Le Général d’armée Assimi Goïta remet l’étendard au Général de brigade Daouda Traoré (g), premier Commandant de la Force unifiée de l’Alliance des États du Sahel (FU-AES)
Le samedi dernier, sur le tarmac du Pavillon présidentiel de l’aéroport international Président Modibo Keïta-Sénou, en prélude au 2è sommet du collège des Chefs d’État de la Confédération des États du Sahel (AES), le Président de la Transition, le Général d’armée Assimi Goïta, a officiellement remis l’étendard au Général de brigade Daouda Traoré, premier Commandant de la Force unifiée de l’Alliance des États du Sahel (FU-AES).
Sous un ciel ensoleillé et devant une exposition impressionnante de puissance de feu comprenant des avions de chasse, des drones et des blindés, le Chef de l’État a marqué une étape décisive de l’intégration militaire entre le Burkina Faso, le Mali et le Niger.
La cérémonie, qui s'est déroulée en présence du Premier ministre Abdoulaye Maïga, du président du Conseil national de Transition (CNT), Malick Diaw, et des ministres de la Défense de l'espace AES, symbolise l'aboutissement d'une vision commune de défense collective.
Au cours de la cérémonie, le ministre de la Défense et des Anciens Combattants a rappelé que la paix ne se sous-traite pas et la souveraineté ne se mendie jamais.
Le Général de corps d’armée Sadio Camara a insisté sur le fait que l’histoire exige aujourd'hui du courage et de la clarté, tout en indiquant que cette Force unifiée permet d'éliminer les lourdeurs bureaucratiques héritées de modèles étrangers pour privilégier une efficacité directe sur le terrain. Le ministre chargé de la Défense a martelé que cette union n'est pas une simple alliance de circonstance, mais une fusion de convictions née de la douleur des peuples. Cette création consacre l’érection du territoire des trois États en un théâtre d’opération unifié, transformant la solidarité en une fusion des capacités combattantes face à une menace existentielle commune.

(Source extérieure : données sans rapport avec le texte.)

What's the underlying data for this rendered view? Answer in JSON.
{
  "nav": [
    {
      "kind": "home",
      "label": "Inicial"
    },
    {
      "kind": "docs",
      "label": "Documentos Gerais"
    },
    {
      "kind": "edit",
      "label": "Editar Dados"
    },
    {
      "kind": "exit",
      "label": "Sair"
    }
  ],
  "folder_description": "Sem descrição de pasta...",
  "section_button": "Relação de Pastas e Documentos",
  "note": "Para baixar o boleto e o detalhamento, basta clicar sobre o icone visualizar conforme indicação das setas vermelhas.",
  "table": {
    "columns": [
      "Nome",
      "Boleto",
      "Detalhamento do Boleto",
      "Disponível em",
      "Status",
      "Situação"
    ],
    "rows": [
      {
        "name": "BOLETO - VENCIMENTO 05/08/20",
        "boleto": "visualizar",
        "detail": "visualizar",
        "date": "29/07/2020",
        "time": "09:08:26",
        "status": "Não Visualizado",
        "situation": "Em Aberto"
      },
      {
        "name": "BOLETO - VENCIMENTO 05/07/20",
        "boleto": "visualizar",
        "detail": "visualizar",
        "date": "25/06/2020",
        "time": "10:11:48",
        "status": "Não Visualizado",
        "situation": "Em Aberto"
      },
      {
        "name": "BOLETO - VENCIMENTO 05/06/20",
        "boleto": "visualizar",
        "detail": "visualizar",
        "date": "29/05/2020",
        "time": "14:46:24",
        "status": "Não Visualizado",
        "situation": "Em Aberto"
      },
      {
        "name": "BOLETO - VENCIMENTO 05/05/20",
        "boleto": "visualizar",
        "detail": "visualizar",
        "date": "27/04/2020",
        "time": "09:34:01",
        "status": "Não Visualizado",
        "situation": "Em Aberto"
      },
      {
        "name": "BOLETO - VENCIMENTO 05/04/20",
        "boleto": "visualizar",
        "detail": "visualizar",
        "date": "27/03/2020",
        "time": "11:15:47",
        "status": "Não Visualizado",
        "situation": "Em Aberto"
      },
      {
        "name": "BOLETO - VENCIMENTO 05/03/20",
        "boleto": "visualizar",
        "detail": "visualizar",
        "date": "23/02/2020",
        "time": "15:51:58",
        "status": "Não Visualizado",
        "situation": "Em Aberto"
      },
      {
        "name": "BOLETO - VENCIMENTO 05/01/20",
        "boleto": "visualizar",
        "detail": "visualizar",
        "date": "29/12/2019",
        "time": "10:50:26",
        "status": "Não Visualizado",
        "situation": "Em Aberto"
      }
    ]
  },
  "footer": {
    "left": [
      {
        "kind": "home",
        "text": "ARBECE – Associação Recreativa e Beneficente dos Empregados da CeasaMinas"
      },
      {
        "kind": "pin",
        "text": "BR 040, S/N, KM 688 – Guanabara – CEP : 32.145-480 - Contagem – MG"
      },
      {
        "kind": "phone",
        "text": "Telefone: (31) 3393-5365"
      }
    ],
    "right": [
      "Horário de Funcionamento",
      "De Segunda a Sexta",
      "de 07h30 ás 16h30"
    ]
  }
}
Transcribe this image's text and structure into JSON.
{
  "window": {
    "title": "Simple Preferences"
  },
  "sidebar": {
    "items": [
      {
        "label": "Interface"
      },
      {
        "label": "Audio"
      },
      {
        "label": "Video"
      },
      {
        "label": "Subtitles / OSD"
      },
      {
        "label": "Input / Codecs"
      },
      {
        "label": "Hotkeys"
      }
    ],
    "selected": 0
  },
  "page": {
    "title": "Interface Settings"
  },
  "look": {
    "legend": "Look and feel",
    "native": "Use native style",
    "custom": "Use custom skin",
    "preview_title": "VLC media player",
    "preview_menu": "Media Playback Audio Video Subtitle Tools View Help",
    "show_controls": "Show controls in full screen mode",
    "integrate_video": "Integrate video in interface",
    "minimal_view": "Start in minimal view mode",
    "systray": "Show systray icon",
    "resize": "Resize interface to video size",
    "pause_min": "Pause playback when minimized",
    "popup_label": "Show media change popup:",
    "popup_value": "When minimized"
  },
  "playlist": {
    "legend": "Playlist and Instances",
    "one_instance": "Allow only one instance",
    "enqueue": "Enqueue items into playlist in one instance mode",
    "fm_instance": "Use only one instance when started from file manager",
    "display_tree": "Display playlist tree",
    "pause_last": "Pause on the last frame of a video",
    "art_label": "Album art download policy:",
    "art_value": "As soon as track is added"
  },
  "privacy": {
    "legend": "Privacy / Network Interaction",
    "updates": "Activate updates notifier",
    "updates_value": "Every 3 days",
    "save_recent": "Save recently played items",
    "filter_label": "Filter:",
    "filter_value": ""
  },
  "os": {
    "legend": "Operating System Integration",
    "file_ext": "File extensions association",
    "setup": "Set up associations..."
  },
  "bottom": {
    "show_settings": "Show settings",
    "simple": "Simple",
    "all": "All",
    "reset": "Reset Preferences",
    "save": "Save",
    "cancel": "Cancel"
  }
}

Pour sa part, le Général Alou Boï Diarra, chef d’état-major de l’Armée de l’Air, a retracé avec précision la genèse de cette fraternité d'armes. Il a notamment rappelé le déploiement dissuasif d'aéronefs à Niamey dès août 2023, au moment où la République sœur du Niger était menacée d'invasion par certaines puissances. Utilisant une métaphore musicale, il a comparé les Chefs d'État à des compositeurs dont la partition est aujourd'hui exécutée par des Forces armées unies. «Aujourd'hui, les Forces aériennes de l'AES assurent une couverture totale, agissant en véritable bouclier pour les populations. Cette interopérabilité renforcée a déjà porté ses fruits lors des opérations conjointes Yèrèko I et II, prouvant que les oiseaux d’acier de l'AES sont capables de traumatiser l'adversaire sur n'importe quel point du territoire», a fait remarquer le chef d’état-major de l’Armée de l’Air.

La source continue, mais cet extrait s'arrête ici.